Chemokine receptor function is impaired in ESRD. (A and B) Neutrophils were fluorescently labeled and assayed for responsiveness to IL-8 and N-formyl-methionyl-leucyl-phenylalanine (FMLP) in transwell chemotaxis assays. Data are reported as Chemotactic Index (fluorescence^EXP/fluorescence^CONTROL). (C and D) Mononuclear cells were assayed for responsiveness to monocyte chemotactic protein-1 (MCP-1)/CCL2 and FMLP in transwell chemotaxis assays.
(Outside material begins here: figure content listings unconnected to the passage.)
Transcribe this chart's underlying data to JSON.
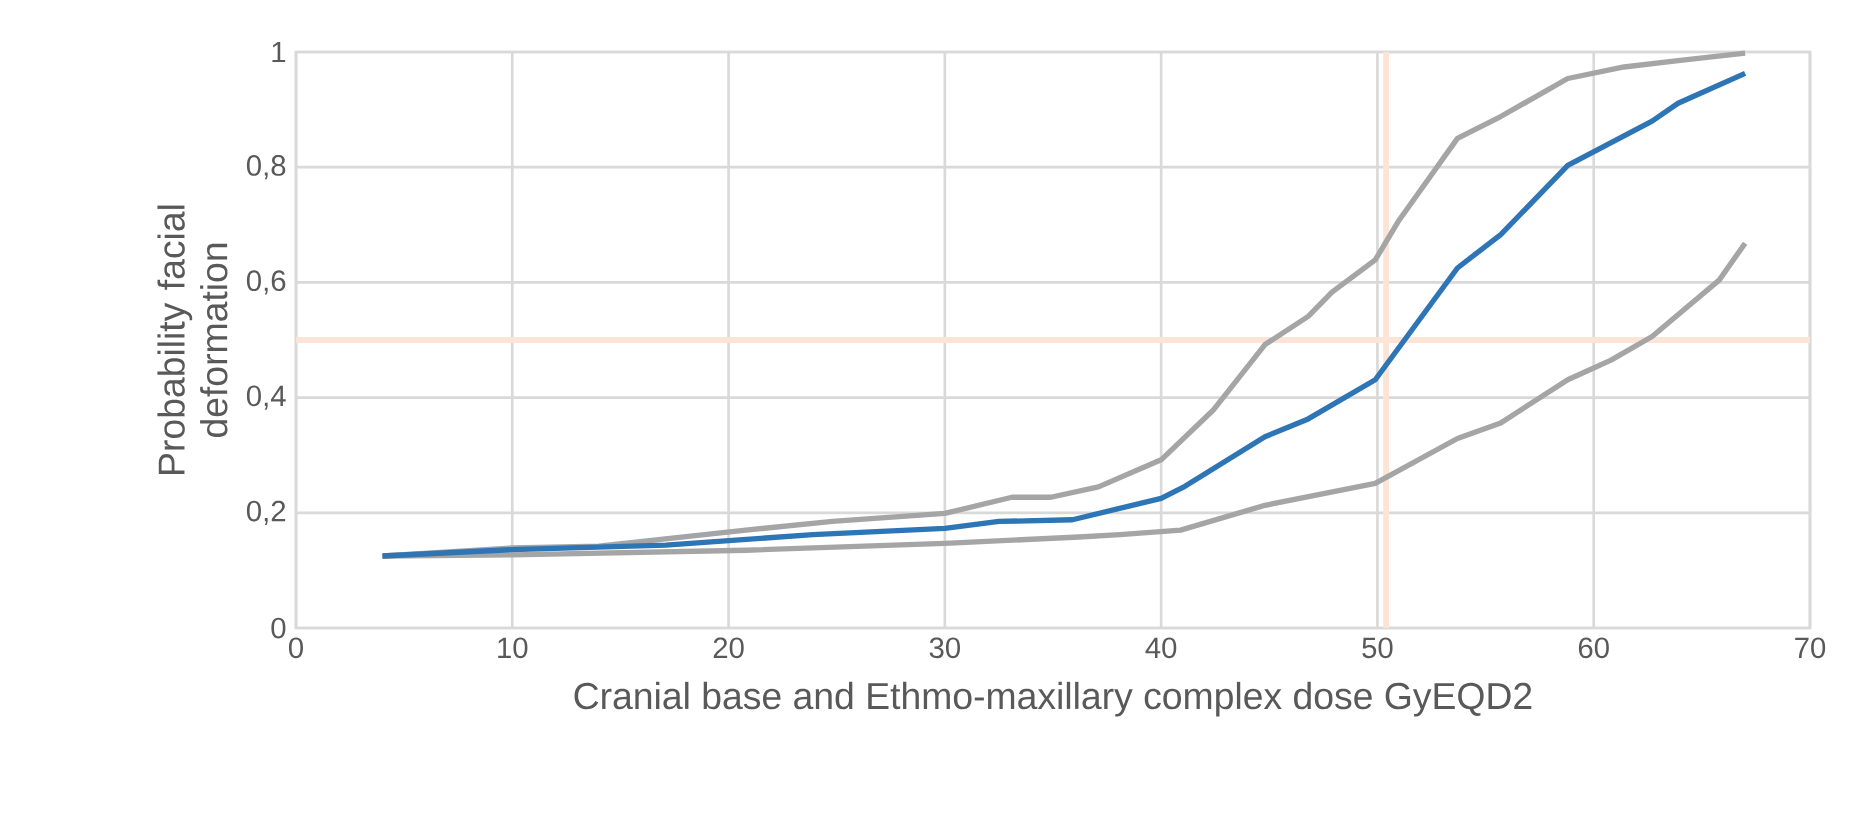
{
  "chart_data": {
    "type": "line",
    "xlabel": "Cranial base and Ethmo-maxillary complex dose GyEQD2",
    "ylabel": "Probability facial deformation",
    "xlim": [
      0,
      70
    ],
    "xticks": [
      0,
      10,
      20,
      30,
      40,
      50,
      60,
      70
    ],
    "ylim": [
      0,
      1
    ],
    "yticks": [
      0,
      {
        "value": 0.2,
        "label": "0,2"
      },
      {
        "value": 0.4,
        "label": "0,4"
      },
      {
        "value": 0.6,
        "label": "0,6"
      },
      {
        "value": 0.8,
        "label": "0,8"
      },
      1
    ],
    "grid": true,
    "line_style": "solid",
    "series": [
      {
        "color": "#a5a5a5",
        "x": [
          4,
          10,
          14,
          20.8,
          24.8,
          30,
          33.1,
          34.9,
          37.1,
          40,
          42.4,
          44.8,
          46.8,
          47.9,
          49.9,
          51,
          53.7,
          55.7,
          58.8,
          61.4,
          63.9,
          67
        ],
        "values": [
          0.125,
          0.139,
          0.142,
          0.17,
          0.185,
          0.199,
          0.227,
          0.227,
          0.245,
          0.292,
          0.378,
          0.492,
          0.541,
          0.583,
          0.639,
          0.708,
          0.85,
          0.888,
          0.954,
          0.974,
          0.985,
          0.998
        ]
      },
      {
        "color": "#a5a5a5",
        "x": [
          4,
          10,
          20.8,
          30,
          36.2,
          38.1,
          40.9,
          44.8,
          49.9,
          53.7,
          55.7,
          58.8,
          60.8,
          62.7,
          65.8,
          67
        ],
        "values": [
          0.125,
          0.127,
          0.135,
          0.147,
          0.158,
          0.162,
          0.17,
          0.213,
          0.251,
          0.329,
          0.356,
          0.431,
          0.465,
          0.506,
          0.604,
          0.668
        ]
      },
      {
        "color": "#2e75b6",
        "x": [
          4,
          10,
          17.1,
          23.9,
          30,
          32.5,
          35.9,
          40,
          41.1,
          44.8,
          46.8,
          49.9,
          53.7,
          55.7,
          58.8,
          62.7,
          63.9,
          67
        ],
        "values": [
          0.125,
          0.136,
          0.144,
          0.162,
          0.173,
          0.185,
          0.188,
          0.225,
          0.246,
          0.332,
          0.363,
          0.431,
          0.625,
          0.683,
          0.803,
          0.88,
          0.911,
          0.963
        ]
      }
    ],
    "ref_lines": [
      {
        "axis": "y",
        "value": 0.5,
        "color": "#fce4d6"
      },
      {
        "axis": "x",
        "value": 50.4,
        "color": "#fce4d6"
      }
    ]
  }
}
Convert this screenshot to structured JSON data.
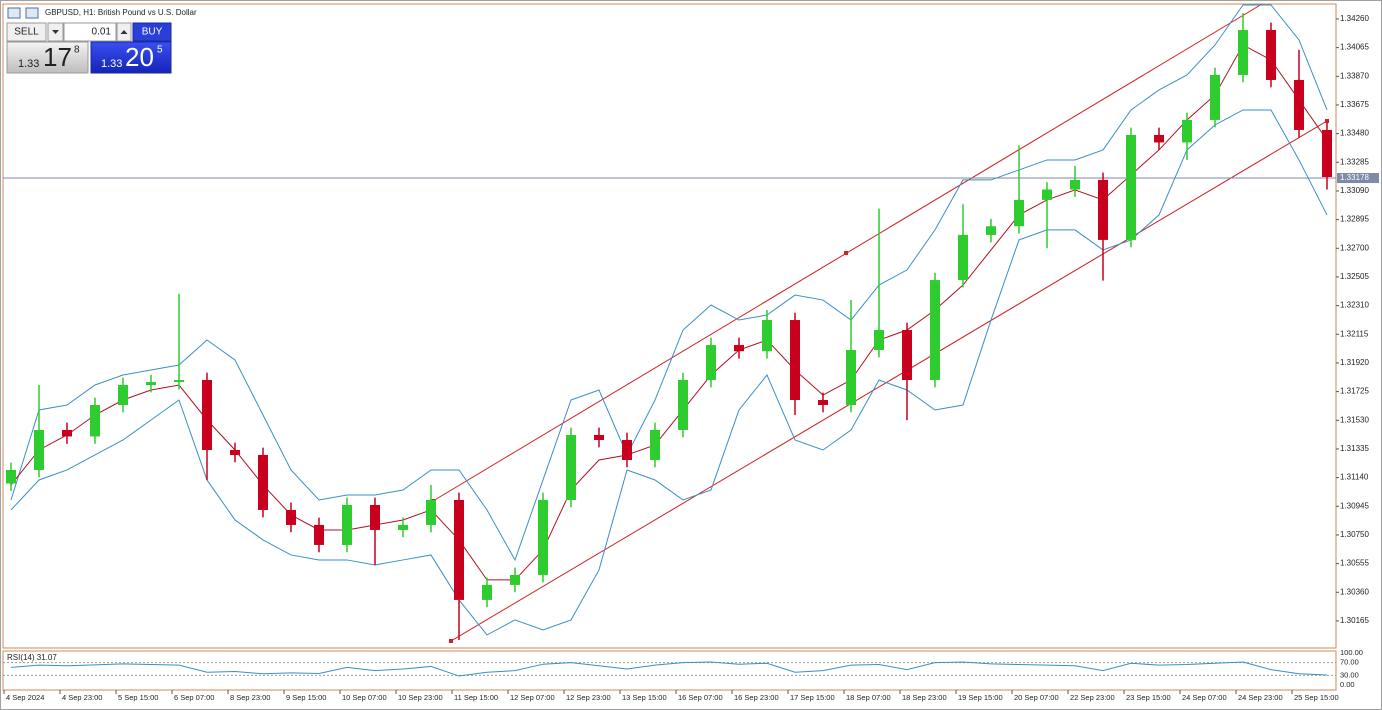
{
  "toolbar": {
    "title": "GBPUSD, H1: British Pound vs U.S. Dollar"
  },
  "trade_panel": {
    "sell": "SELL",
    "lot": "0.01",
    "buy": "BUY",
    "bid": {
      "big": "1.33",
      "main": "17",
      "sup": "8"
    },
    "ask": {
      "big": "1.33",
      "main": "20",
      "sup": "5"
    }
  },
  "chart_data": [
    {
      "type": "candlestick",
      "categories": [
        "4 Sep 2024",
        null,
        "4 Sep 23:00",
        null,
        "5 Sep 15:00",
        null,
        "6 Sep 07:00",
        null,
        "8 Sep 23:00",
        null,
        "9 Sep 15:00",
        null,
        "10 Sep 07:00",
        null,
        "10 Sep 23:00",
        null,
        "11 Sep 15:00",
        null,
        "12 Sep 07:00",
        null,
        "12 Sep 23:00",
        null,
        "13 Sep 15:00",
        null,
        "16 Sep 07:00",
        null,
        "16 Sep 23:00",
        null,
        "17 Sep 15:00",
        null,
        "18 Sep 07:00",
        null,
        "18 Sep 23:00",
        null,
        "19 Sep 15:00",
        null,
        "20 Sep 07:00",
        null,
        "22 Sep 23:00",
        null,
        "23 Sep 15:00",
        null,
        "24 Sep 07:00",
        null,
        "24 Sep 23:00",
        null,
        "25 Sep 15:00",
        null
      ],
      "open": [
        1.311,
        1.31192,
        1.31464,
        1.3142,
        1.31634,
        1.3177,
        1.3179,
        1.31804,
        1.31328,
        1.31294,
        1.3092,
        1.30818,
        1.30682,
        1.30954,
        1.30784,
        1.30818,
        1.30988,
        1.30308,
        1.3041,
        1.30478,
        1.30988,
        1.3143,
        1.31396,
        1.3126,
        1.31464,
        1.31804,
        1.32042,
        1.32,
        1.32212,
        1.31668,
        1.31634,
        1.32008,
        1.32144,
        1.31804,
        1.32484,
        1.32791,
        1.3285,
        1.33029,
        1.331,
        1.33165,
        1.32757,
        1.33471,
        1.3342,
        1.33573,
        1.33879,
        1.34185,
        1.33845,
        1.33505
      ],
      "high": [
        1.31242,
        1.3177,
        1.31514,
        1.31684,
        1.3182,
        1.3184,
        1.3239,
        1.31854,
        1.31378,
        1.31344,
        1.3097,
        1.30868,
        1.31004,
        1.31004,
        1.30868,
        1.3109,
        1.31038,
        1.3046,
        1.30528,
        1.31038,
        1.3148,
        1.3148,
        1.31446,
        1.31514,
        1.31854,
        1.32092,
        1.32092,
        1.3228,
        1.32262,
        1.31718,
        1.32348,
        1.3297,
        1.32194,
        1.32534,
        1.33,
        1.329,
        1.334,
        1.3315,
        1.3326,
        1.33215,
        1.33521,
        1.33521,
        1.33623,
        1.33929,
        1.343,
        1.34235,
        1.3405,
        1.33555
      ],
      "low": [
        1.3105,
        1.31142,
        1.3137,
        1.3137,
        1.31584,
        1.3172,
        1.3174,
        1.31124,
        1.31244,
        1.3087,
        1.30768,
        1.30632,
        1.30632,
        1.30546,
        1.30734,
        1.30768,
        1.30035,
        1.30258,
        1.3036,
        1.30428,
        1.30938,
        1.31346,
        1.3121,
        1.3121,
        1.31414,
        1.31754,
        1.3195,
        1.3195,
        1.31566,
        1.31584,
        1.31584,
        1.31958,
        1.3153,
        1.31754,
        1.32434,
        1.32741,
        1.328,
        1.327,
        1.3305,
        1.3248,
        1.32707,
        1.3337,
        1.333,
        1.33523,
        1.33829,
        1.33795,
        1.33455,
        1.331
      ],
      "close": [
        1.31192,
        1.31464,
        1.3142,
        1.31634,
        1.3177,
        1.3179,
        1.31804,
        1.31328,
        1.31294,
        1.3092,
        1.30818,
        1.30682,
        1.30954,
        1.30784,
        1.30818,
        1.30988,
        1.30308,
        1.3041,
        1.30478,
        1.30988,
        1.3143,
        1.31396,
        1.3126,
        1.31464,
        1.31804,
        1.32042,
        1.32,
        1.32212,
        1.31668,
        1.31634,
        1.32008,
        1.32144,
        1.31804,
        1.32484,
        1.32791,
        1.3285,
        1.33029,
        1.331,
        1.33165,
        1.32757,
        1.33471,
        1.3342,
        1.33573,
        1.33879,
        1.34185,
        1.33845,
        1.33505,
        1.33185
      ],
      "up_color": "#2ecc2e",
      "down_color": "#c8001e",
      "overlays": [
        {
          "color": "#3a8fc8",
          "values": [
            1.30988,
            1.316,
            1.31634,
            1.3177,
            1.31838,
            1.31872,
            1.31906,
            1.32076,
            1.3194,
            1.31566,
            1.31192,
            1.30988,
            1.31022,
            1.31022,
            1.31056,
            1.31192,
            1.31192,
            1.3092,
            1.3058,
            1.31124,
            1.31668,
            1.31736,
            1.31294,
            1.31668,
            1.32144,
            1.32314,
            1.32212,
            1.32246,
            1.32382,
            1.32348,
            1.32212,
            1.3245,
            1.32553,
            1.32825,
            1.33165,
            1.33165,
            1.33233,
            1.33301,
            1.33301,
            1.33369,
            1.33641,
            1.33777,
            1.33879,
            1.34083,
            1.34355,
            1.34355,
            1.34117,
            1.33641
          ]
        },
        {
          "color": "#3a8fc8",
          "values": [
            1.3092,
            1.31124,
            1.31192,
            1.31294,
            1.31396,
            1.31532,
            1.31668,
            1.31124,
            1.30852,
            1.30716,
            1.30614,
            1.3058,
            1.3058,
            1.30546,
            1.3058,
            1.30614,
            1.30308,
            1.3007,
            1.30172,
            1.30104,
            1.30172,
            1.30512,
            1.31192,
            1.31124,
            1.30988,
            1.31056,
            1.316,
            1.31838,
            1.31396,
            1.31328,
            1.31464,
            1.31804,
            1.31736,
            1.316,
            1.31634,
            1.32212,
            1.32757,
            1.32825,
            1.32825,
            1.32689,
            1.32757,
            1.32927,
            1.33369,
            1.33539,
            1.33641,
            1.33641,
            1.33301,
            1.32927
          ]
        },
        {
          "color": "#b01020",
          "values": [
            1.3109,
            1.31328,
            1.3143,
            1.31566,
            1.31668,
            1.31736,
            1.3177,
            1.31532,
            1.31328,
            1.3109,
            1.30886,
            1.30784,
            1.30784,
            1.30818,
            1.30852,
            1.3092,
            1.30716,
            1.30444,
            1.30444,
            1.30648,
            1.31056,
            1.3126,
            1.31294,
            1.31362,
            1.316,
            1.31838,
            1.32008,
            1.32076,
            1.31872,
            1.31702,
            1.31804,
            1.32076,
            1.32144,
            1.3228,
            1.3245,
            1.32689,
            1.32927,
            1.33029,
            1.33097,
            1.33029,
            1.33199,
            1.33369,
            1.33573,
            1.33743,
            1.34083,
            1.33981,
            1.33709,
            1.33437
          ]
        }
      ],
      "current_price": {
        "value": 1.33178,
        "label": "1.33178"
      },
      "ylim": [
        1.29981,
        1.34355
      ],
      "yticks": [
        {
          "value": 1.3426,
          "label": "1.34260"
        },
        {
          "value": 1.34065,
          "label": "1.34065"
        },
        {
          "value": 1.3387,
          "label": "1.33870"
        },
        {
          "value": 1.33675,
          "label": "1.33675"
        },
        {
          "value": 1.3348,
          "label": "1.33480"
        },
        {
          "value": 1.33285,
          "label": "1.33285"
        },
        {
          "value": 1.3309,
          "label": "1.33090"
        },
        {
          "value": 1.32895,
          "label": "1.32895"
        },
        {
          "value": 1.327,
          "label": "1.32700"
        },
        {
          "value": 1.32505,
          "label": "1.32505"
        },
        {
          "value": 1.3231,
          "label": "1.32310"
        },
        {
          "value": 1.32115,
          "label": "1.32115"
        },
        {
          "value": 1.3192,
          "label": "1.31920"
        },
        {
          "value": 1.31725,
          "label": "1.31725"
        },
        {
          "value": 1.3153,
          "label": "1.31530"
        },
        {
          "value": 1.31335,
          "label": "1.31335"
        },
        {
          "value": 1.3114,
          "label": "1.31140"
        },
        {
          "value": 1.30945,
          "label": "1.30945"
        },
        {
          "value": 1.3075,
          "label": "1.30750"
        },
        {
          "value": 1.30555,
          "label": "1.30555"
        },
        {
          "value": 1.3036,
          "label": "1.30360"
        },
        {
          "value": 1.30165,
          "label": "1.30165"
        }
      ]
    },
    {
      "type": "line",
      "title": "RSI(14) 31.07",
      "color": "#3a8fc8",
      "values": [
        55,
        62,
        60,
        63,
        66,
        64,
        62,
        40,
        42,
        35,
        38,
        36,
        55,
        45,
        50,
        58,
        28,
        40,
        45,
        65,
        70,
        60,
        50,
        62,
        70,
        72,
        65,
        68,
        40,
        45,
        62,
        64,
        48,
        70,
        72,
        66,
        64,
        62,
        60,
        45,
        68,
        62,
        64,
        68,
        72,
        48,
        35,
        31.07
      ],
      "ylim": [
        0,
        100
      ],
      "yticks": [
        {
          "value": 100,
          "label": "100.00"
        },
        {
          "value": 70,
          "label": "70.00"
        },
        {
          "value": 30,
          "label": "30.00"
        },
        {
          "value": 0,
          "label": "0.00"
        }
      ]
    }
  ]
}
Data are reported as Chemotactic Index (# CD14⁺ cells^EXP/# CD14⁺ cells^CONTROL. In panels A and C, bars represent the means ± SD of all controls and patients analyzed and the numbers on the x-axis indicate the concentration of IL-8 or MCP-1/CCL2 in the bottom well of the chemotaxis chamber, respectively. In panels B and D, bars represent the means ± SD of three control and three patients analyzed, and chemoattractant concentrations were IL-8 (50 ng/ml) and FMLP (10⁻⁸M). All chemotaxis assays were performed in duplicate. Statistical analysis comparing migration in response to chemoattractants to migration in the absence of any chemoattractant was performed using one-way ANOVA with Bonferroni post test.